Mike Murphy, the former Algoa superintendent who has been working since the late 1990s to get IFI into Missouri, is thrilled that the program has been approved. Murphy, immediate past chairman of the deacons at Concord Baptist Church of Jefferson City, is now associate warden of programs at the Wyoming State Penitentiary, Rawlins, Wyo.

“Inmates who have been successful in staying out of prison are those who practice a personal faith,” Murphy said. “Therefore, while it is not up to us as a government entity to support any particular faith, we can certainly provide the opportunities for an inmate to find and practice a faith.

“We know from research that inmates who practice a faith are less likely to come back to prison. We also know from research that those inmates who have been involved in IFI are far less likely to come back to prison. It is our hope that they will get out and stay out, for good.”

The failed public policy of the past—“liberal hand holding,” as Murphy put it—will not cut it in the prisons of the 21st century, Messer said.

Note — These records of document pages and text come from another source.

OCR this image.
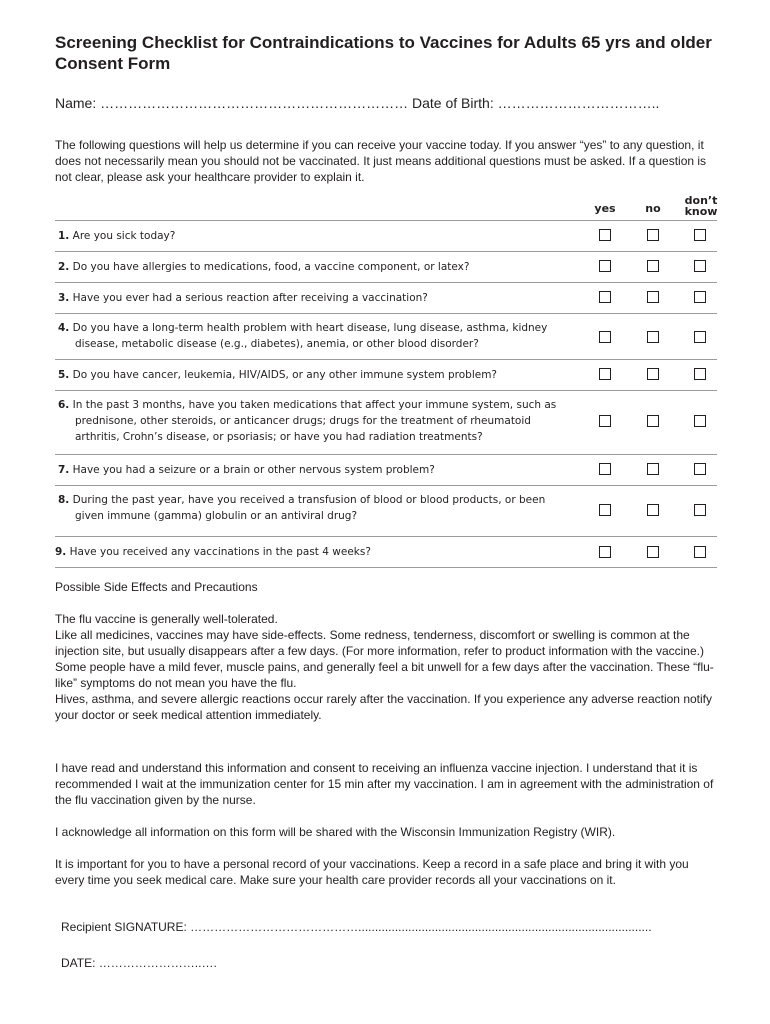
Screening Checklist for Contraindications to Vaccines for Adults 65 yrs and older Consent Form
Name: ………………………………………………………… Date of Birth: ……………………………..
The following questions will help us determine if you can receive your vaccine today. If you answer “yes” to any question, it does not necessarily mean you should not be vaccinated. It just means additional questions must be asked. If a question is not clear, please ask your healthcare provider to explain it.
yes	no
don’t know
1. Are you sick today?
2. Do you have allergies to medications, food, a vaccine component, or latex?
3. Have you ever had a serious reaction after receiving a vaccination?
4. Do you have a long-term health problem with heart disease, lung disease, asthma, kidney disease, metabolic disease (e.g., diabetes), anemia, or other blood disorder?
5. Do you have cancer, leukemia, HIV/AIDS, or any other immune system problem?
6. In the past 3 months, have you taken medications that affect your immune system, such as prednisone, other steroids, or anticancer drugs; drugs for the treatment of rheumatoid arthritis, Crohn’s disease, or psoriasis; or have you had radiation treatments?
7. Have you had a seizure or a brain or other nervous system problem?
8. During the past year, have you received a transfusion of blood or blood products, or been given immune (gamma) globulin or an antiviral drug?
9. Have you received any vaccinations in the past 4 weeks?
Possible Side Effects and Precautions

The flu vaccine is generally well-tolerated.

Like all medicines, vaccines may have side-effects. Some redness, tenderness, discomfort or swelling is common at the injection site, but usually disappears after a few days. (For more information, refer to product information with the vaccine.)

Some people have a mild fever, muscle pains, and generally feel a bit unwell for a few days after the vaccination. These “flu-like” symptoms do not mean you have the flu.

Hives, asthma, and severe allergic reactions occur rarely after the vaccination. If you experience any adverse reaction notify your doctor or seek medical attention immediately.

I have read and understand this information and consent to receiving an influenza vaccine injection. I understand that it is recommended I wait at the immunization center for 15 min after my vaccination. I am in agreement with the administration of the flu vaccination given by the nurse.
I acknowledge all information on this form will be shared with the Wisconsin Immunization Registry (WIR).
It is important for you to have a personal record of your vaccinations. Keep a record in a safe place and bring it with you every time you seek medical care. Make sure your health care provider records all your vaccinations on it.
Recipient SIGNATURE: ……………………………………........................................................................................
DATE: ……………………..….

“We can never truly reform criminals until we get to the true spiritual needs,” Messer said. “The way the state has operated in the past is a good stab, but it’s only a stab at it. Now we’re seeing a true, godly interest among state leaders.”

Jackson said that the interest on the governor’s part is sincere, based on his personal reading of the Holy Scriptures and the mandate he has earned from the voters of Missouri who have placed him in power to minister to those who are poor and weak—people such as prisoners. In that regard, the governor is delighted to link arms with fellow Southern Baptist Colson in order to minister kindness through the tested method of IFI.

“We know that they’ve (Prison Fellowship) been very active in our institutions and that they’ve helped a lot of inmates find Jesus Christ and from that point, help them get in and value society and want to be positive contributors to our society,” Jackson said.

That is precisely why elected officials like the governor ought to be supporting a program like IFI, Messer said. As Earley, president of Prison Fellowship, said, IFI is showing “tremendous results in reducing recidivism.” Through the cleansing power of the blood of the Lamb, lives soiled by crime can be truly redeemed both inside and outside the prison walls, Messer said. The idea is for prisoners to eventually obtain jobs and become a blessing, not a curse, to Missouri’s economy.

“Too many people in state government have bought into this line that we should have this solid wall of separation between the two institutions, so therefore the church can’t come in there and the state’s going to attempt reformation on their own,” Messer said. “Well, there’s no such thing as reformation apart from Jesus Christ.”